Once they had vanished, the horseman – Gypsy-King, robber-chief, mercenary thug, whoever he was – motioned that I shoul
d walk into the forest ahead of him. I then did the only brave thing that day, and ignoring his obvious signal, walked down to Jack to tie her up properly – the fools had simply looped a line over a log and already she was drifting loose. Then straightening up, on an impulse I took out of the boat a single oar and walked back up to where the man and horse were waiting and we commenced our march into the forest.
Fear is a most peculiar thing. The body that scuffed its way through the yellow leaves clutching its ridiculous oar was sweating and nauseous and shaking like a jelly. It badly needed to evacuate its bowels and bladder. It was also wondering what on earth it was supposed to do with the oar. Trip up the horse? Deflect the bullets with a flashing twist of the oar’s blade? But none of this mattered a bit, because it wasn’t the real me at all. The real me was, I am almost ashamed to say, enjoying himself enormously. I was fizzing with daring ideas, to do with magic tricks and throwing dust in my captor’s eyes, none of which my incompetent body would have been capable of putting into action. That didn’t matter, though. The leaves are so yellow here, and smelling deliciously of plum-cake, rich and earthy. The horse is a noble beast. How could people ever eat them? Or break their legs with oars? I was alert and vibrant, almost gleeful – and intensely, excitedly curious.
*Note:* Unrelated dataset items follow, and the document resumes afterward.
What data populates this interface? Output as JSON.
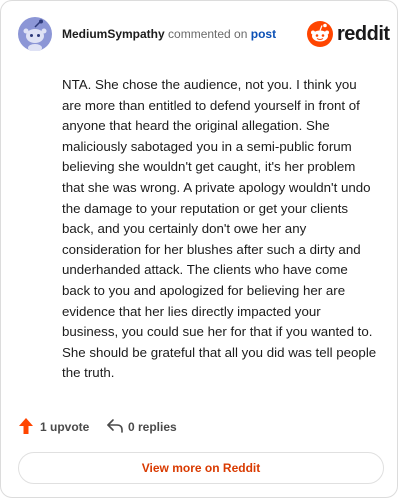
{
  "header": {
    "username": "MediumSympathy",
    "action": "commented on",
    "target": "post",
    "brand_name": "reddit"
  },
  "comment": {
    "text": "NTA. She chose the audience, not you. I think you are more than entitled to defend yourself in front of anyone that heard the original allegation. She maliciously sabotaged you in a semi-public forum believing she wouldn't get caught, it's her problem that she was wrong. A private apology wouldn't undo the damage to your reputation or get your clients back, and you certainly don't owe her any consideration for her blushes after such a dirty and underhanded attack. The clients who have come back to you and apologized for believing her are evidence that her lies directly impacted your business, you could sue her for that if you wanted to. She should be grateful that all you did was tell people the truth."
  },
  "actions": {
    "upvote_label": "1 upvote",
    "replies_label": "0 replies"
  },
  "footer": {
    "view_more_label": "View more on Reddit"
  },
  "colors": {
    "brand": "#ff4500",
    "accent_link": "#0a4fb5",
    "view_more": "#d93a00",
    "avatar": "#8c96d6"
  },
  "icons": {
    "avatar": "snoo-avatar-icon",
    "brand": "reddit-logo-icon",
    "upvote": "upvote-arrow-icon",
    "reply": "reply-arrow-icon"
  }
}
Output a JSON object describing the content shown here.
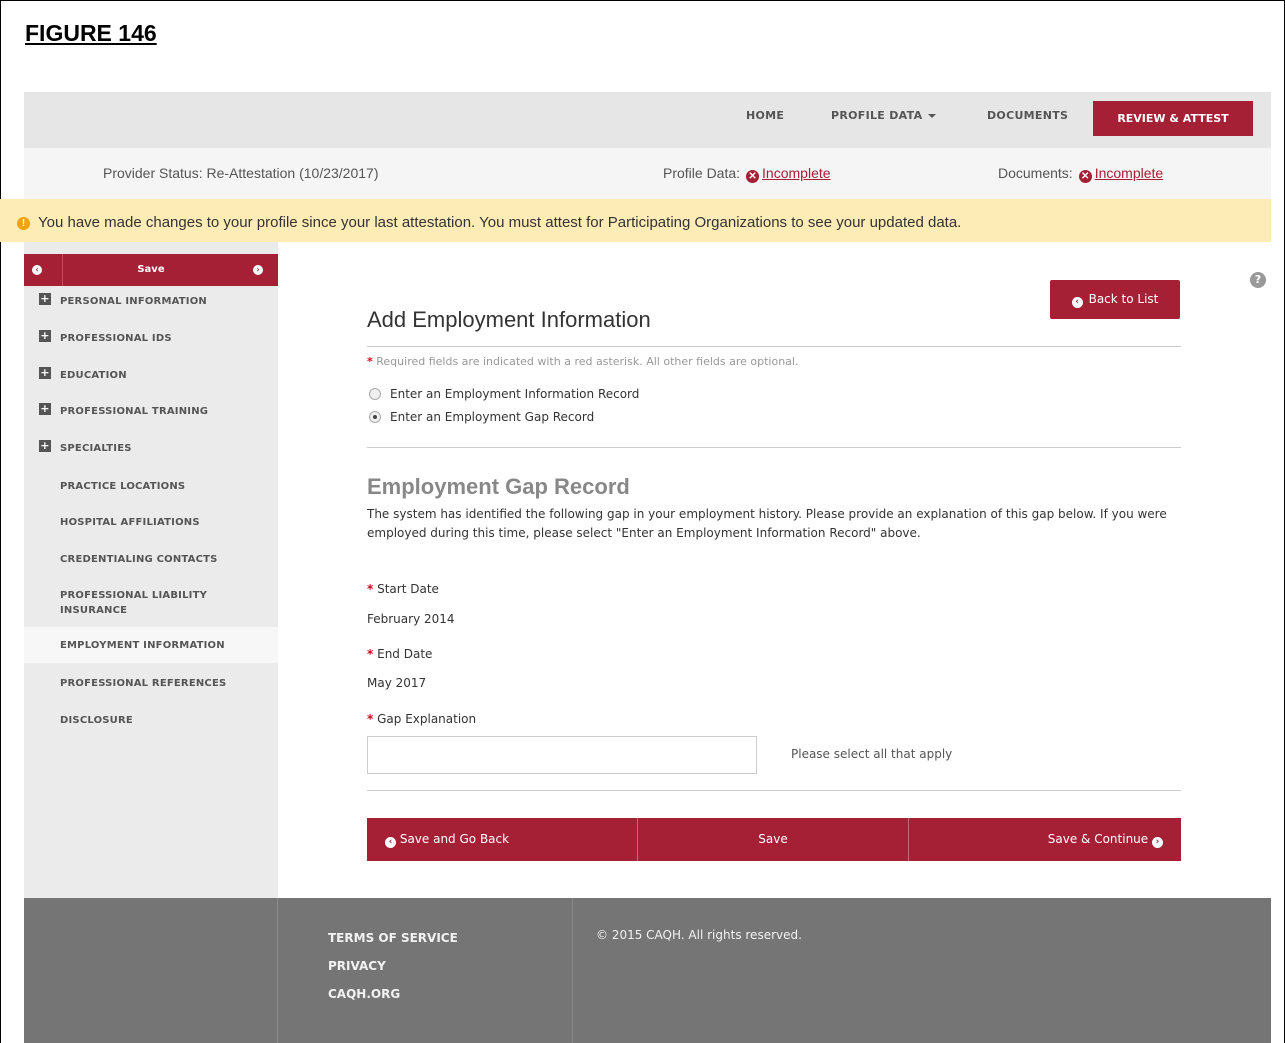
{
  "figure_title": "FIGURE 146",
  "nav": {
    "home": "HOME",
    "profile_data": "PROFILE DATA",
    "documents": "DOCUMENTS",
    "review_attest": "REVIEW & ATTEST"
  },
  "status": {
    "provider_label": "Provider Status:",
    "provider_value": "Re-Attestation (10/23/2017)",
    "profile_label": "Profile Data:",
    "profile_value": "Incomplete",
    "documents_label": "Documents:",
    "documents_value": "Incomplete"
  },
  "warning": {
    "text": "You have made changes to your profile since your last attestation. You must attest for Participating Organizations to see your updated data."
  },
  "sidebar": {
    "save_label": "Save",
    "items": [
      {
        "label": "PERSONAL INFORMATION",
        "expandable": true
      },
      {
        "label": "PROFESSIONAL IDS",
        "expandable": true
      },
      {
        "label": "EDUCATION",
        "expandable": true
      },
      {
        "label": "PROFESSIONAL TRAINING",
        "expandable": true
      },
      {
        "label": "SPECIALTIES",
        "expandable": true
      },
      {
        "label": "PRACTICE LOCATIONS",
        "expandable": false
      },
      {
        "label": "HOSPITAL AFFILIATIONS",
        "expandable": false
      },
      {
        "label": "CREDENTIALING CONTACTS",
        "expandable": false
      },
      {
        "label": "PROFESSIONAL LIABILITY INSURANCE",
        "expandable": false
      },
      {
        "label": "EMPLOYMENT INFORMATION",
        "expandable": false,
        "active": true
      },
      {
        "label": "PROFESSIONAL REFERENCES",
        "expandable": false
      },
      {
        "label": "DISCLOSURE",
        "expandable": false
      }
    ]
  },
  "main": {
    "title": "Add Employment Information",
    "back_button": "Back to List",
    "required_note": "Required fields are indicated with a red asterisk. All other fields are optional.",
    "radio_options": [
      {
        "label": "Enter an Employment Information Record",
        "selected": false
      },
      {
        "label": "Enter an Employment Gap Record",
        "selected": true
      }
    ],
    "gap_title": "Employment Gap Record",
    "gap_description": "The system has identified the following gap in your employment history. Please provide an explanation of this gap below. If you were employed during this time, please select \"Enter an Employment Information Record\" above.",
    "start_date_label": "Start Date",
    "start_date_value": "February 2014",
    "end_date_label": "End Date",
    "end_date_value": "May 2017",
    "gap_explanation_label": "Gap Explanation",
    "gap_explanation_value": "",
    "gap_hint": "Please select all that apply",
    "buttons": {
      "save_back": "Save and Go Back",
      "save": "Save",
      "save_continue": "Save & Continue"
    }
  },
  "footer": {
    "links": [
      "TERMS OF SERVICE",
      "PRIVACY",
      "CAQH.ORG"
    ],
    "copyright": "© 2015 CAQH. All rights reserved."
  },
  "colors": {
    "brand": "#a51f35",
    "warning_bg": "#fdecb5",
    "footer_bg": "#757575"
  }
}
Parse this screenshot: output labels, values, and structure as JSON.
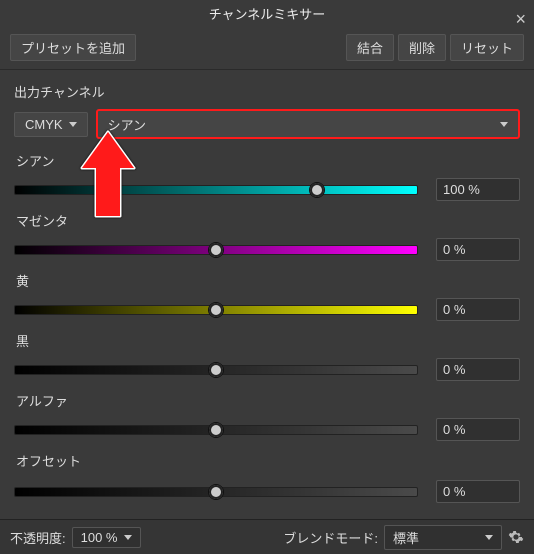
{
  "title": "チャンネルミキサー",
  "toolbar": {
    "add_preset": "プリセットを追加",
    "merge": "結合",
    "delete": "削除",
    "reset": "リセット"
  },
  "output_section": {
    "label": "出力チャンネル",
    "mode": "CMYK",
    "channel": "シアン"
  },
  "sliders": [
    {
      "key": "cyan",
      "label": "シアン",
      "value": "100 %",
      "pos": 75,
      "gradient": "grad-cyan"
    },
    {
      "key": "magenta",
      "label": "マゼンタ",
      "value": "0 %",
      "pos": 50,
      "gradient": "grad-mag"
    },
    {
      "key": "yellow",
      "label": "黄",
      "value": "0 %",
      "pos": 50,
      "gradient": "grad-yel"
    },
    {
      "key": "black",
      "label": "黒",
      "value": "0 %",
      "pos": 50,
      "gradient": "grad-blk"
    },
    {
      "key": "alpha",
      "label": "アルファ",
      "value": "0 %",
      "pos": 50,
      "gradient": "grad-alp"
    }
  ],
  "offset": {
    "label": "オフセット",
    "value": "0 %",
    "pos": 50,
    "gradient": "grad-off"
  },
  "bottom": {
    "opacity_label": "不透明度:",
    "opacity_value": "100 %",
    "blend_label": "ブレンドモード:",
    "blend_value": "標準"
  }
}
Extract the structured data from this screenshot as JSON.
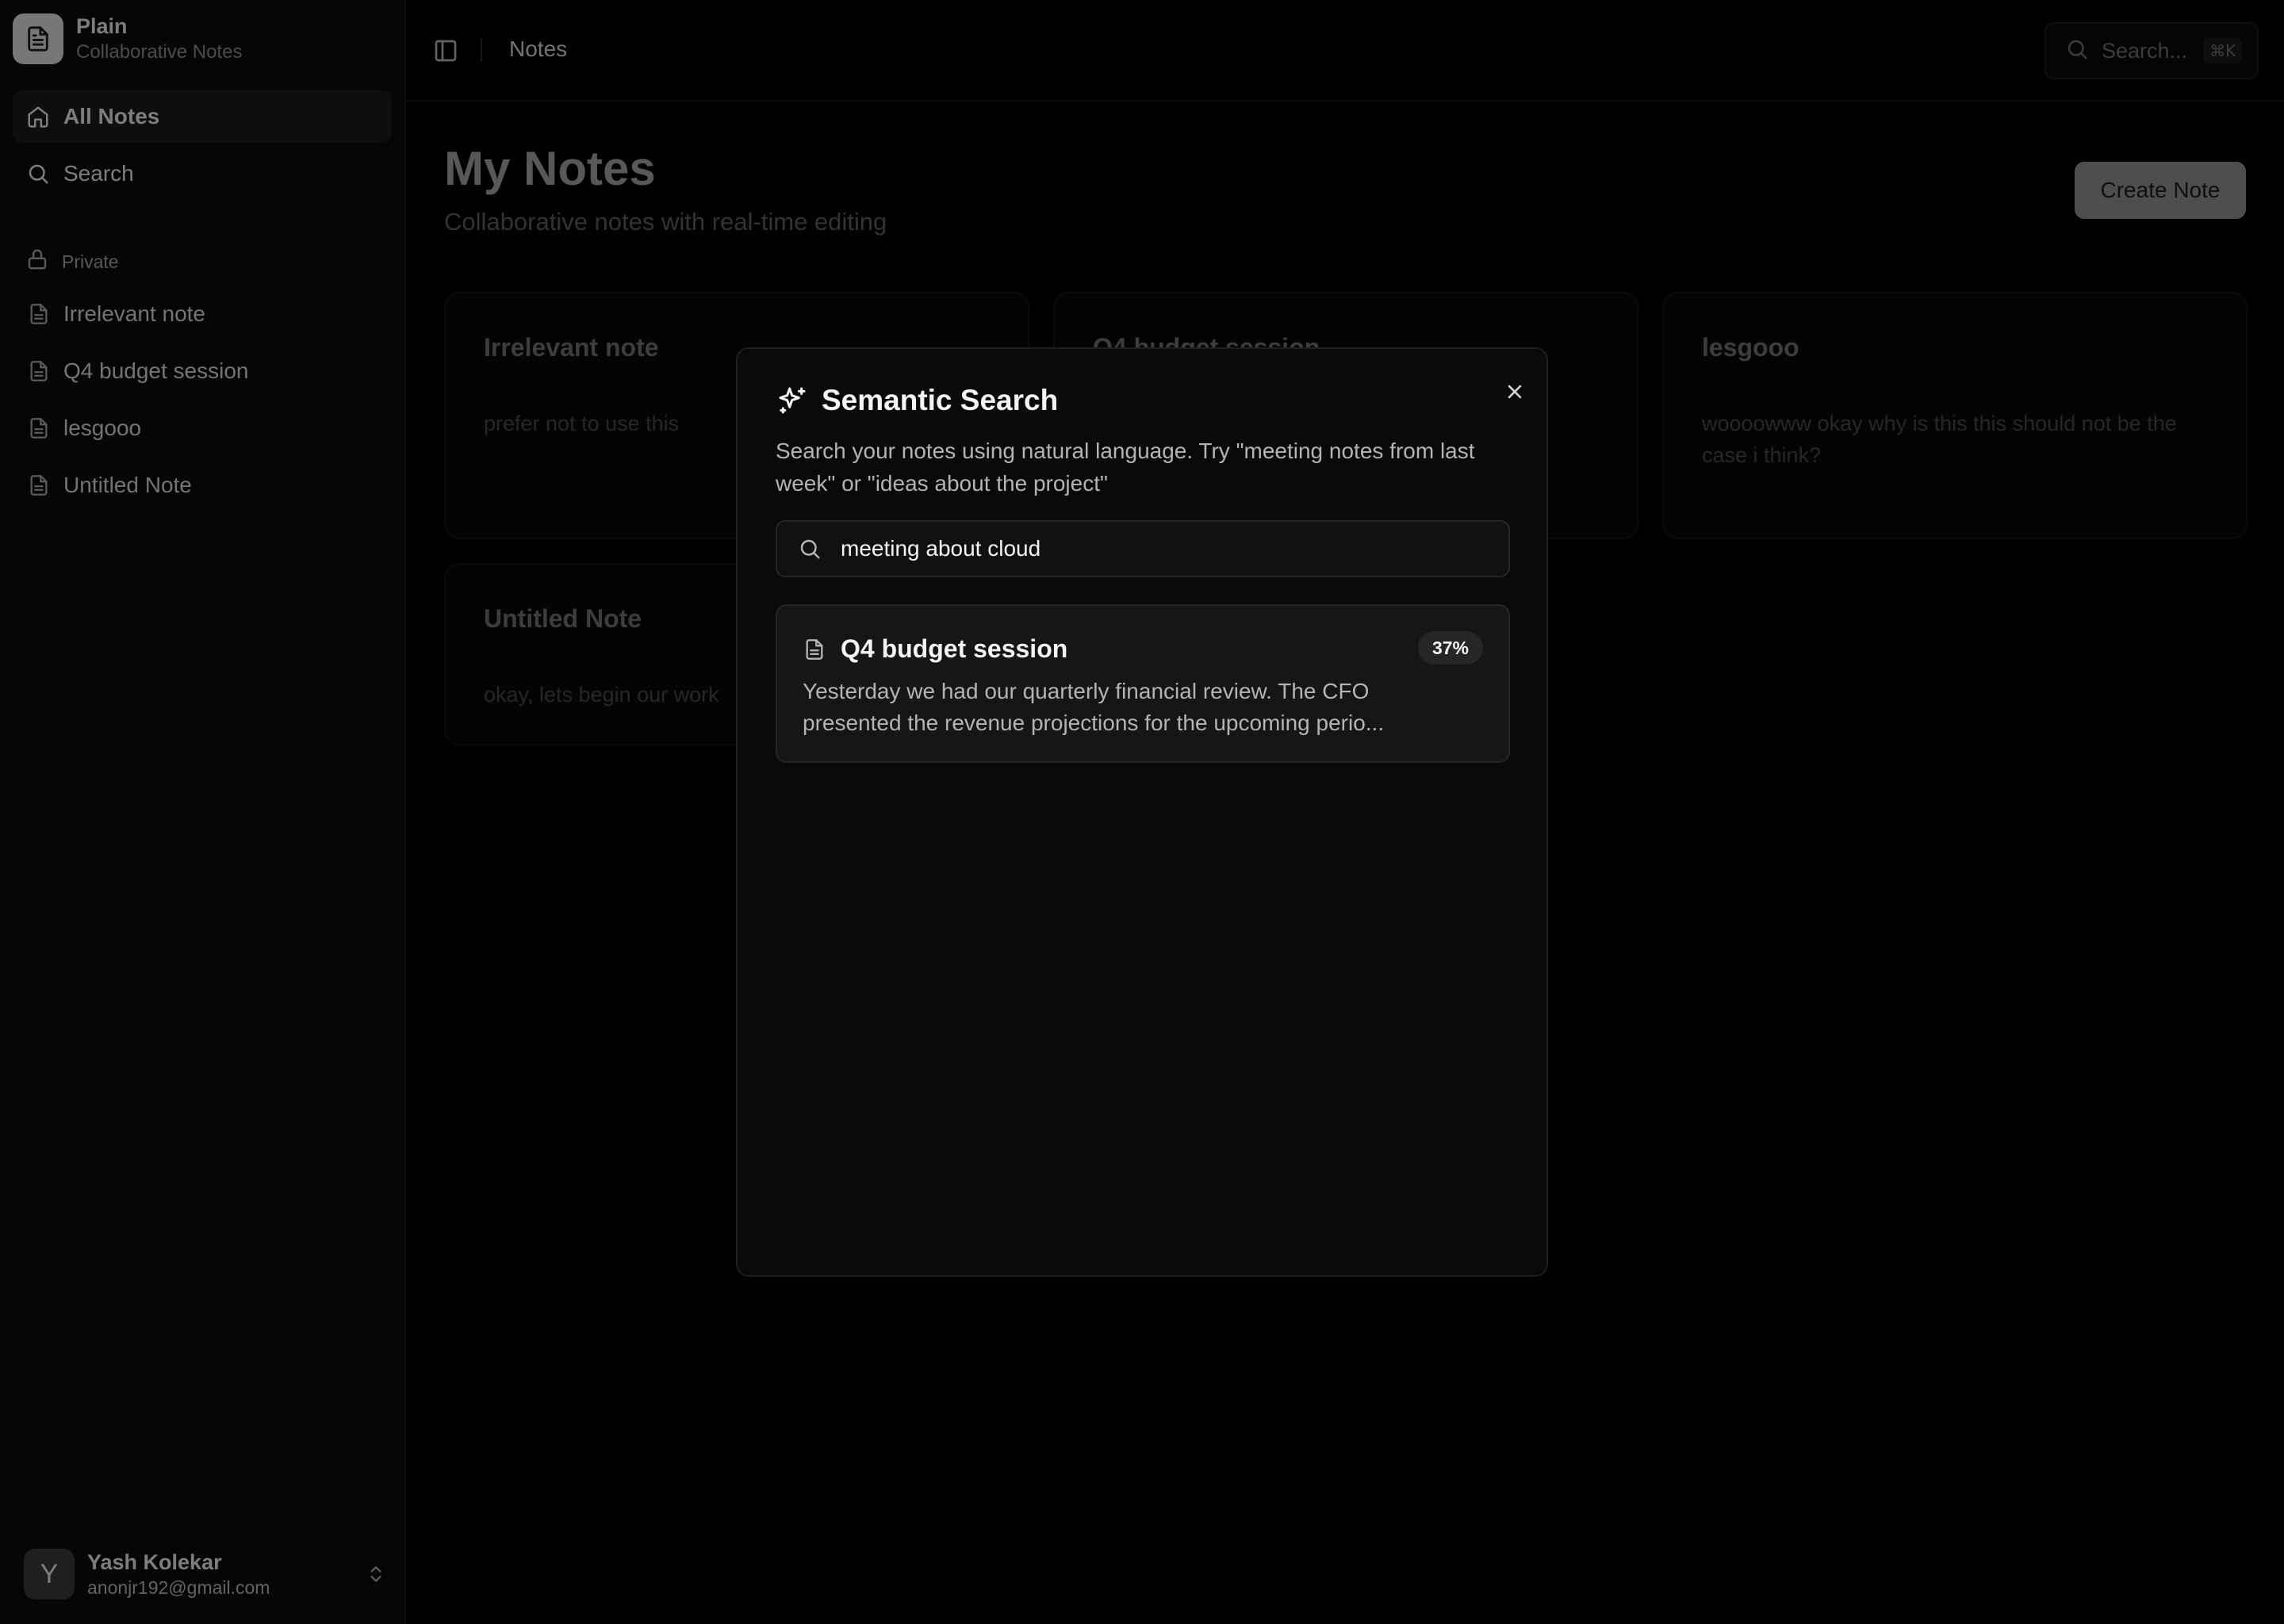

I was excited because I thought I would soon know what became of people after death. I was sorry, of course – sorry for my parents and sorry too for whoever found my corpse, if anyone. Please do not think that I am boasting of a bravery that I did not possess. I was scared, very scared, or rather the unimportant puppet with the shaking legs was scared, leaving the real me to be curious. No. Even that doesn’t get it quite right. The puppet was important, and I had to look after it, and it was, after all, me. I was feeling fear as I suppose it normally happens to anyone, but it was wholly different from what I had expected.
After several miles of walking through the forest – leggy nettles, swampy willows, dead brittle grey branches – we came to an impasse. Across the rutted muddy path lay a side-arm of the hidden creek. My captor, who had been riding behind me, gun at the ready, reined up and ordered me to wade across with him. But when he rode through, the murky water came up to the horse’s thigh, and would have come up to my neck. This was as far as the road went for me. Ridiculous though it seems, and although I was sure I was about to be dispatched, I didn’t want to get wet and muddy, even if it meant that the time had come for me to turn around and face a tree. This, I was sure, was it.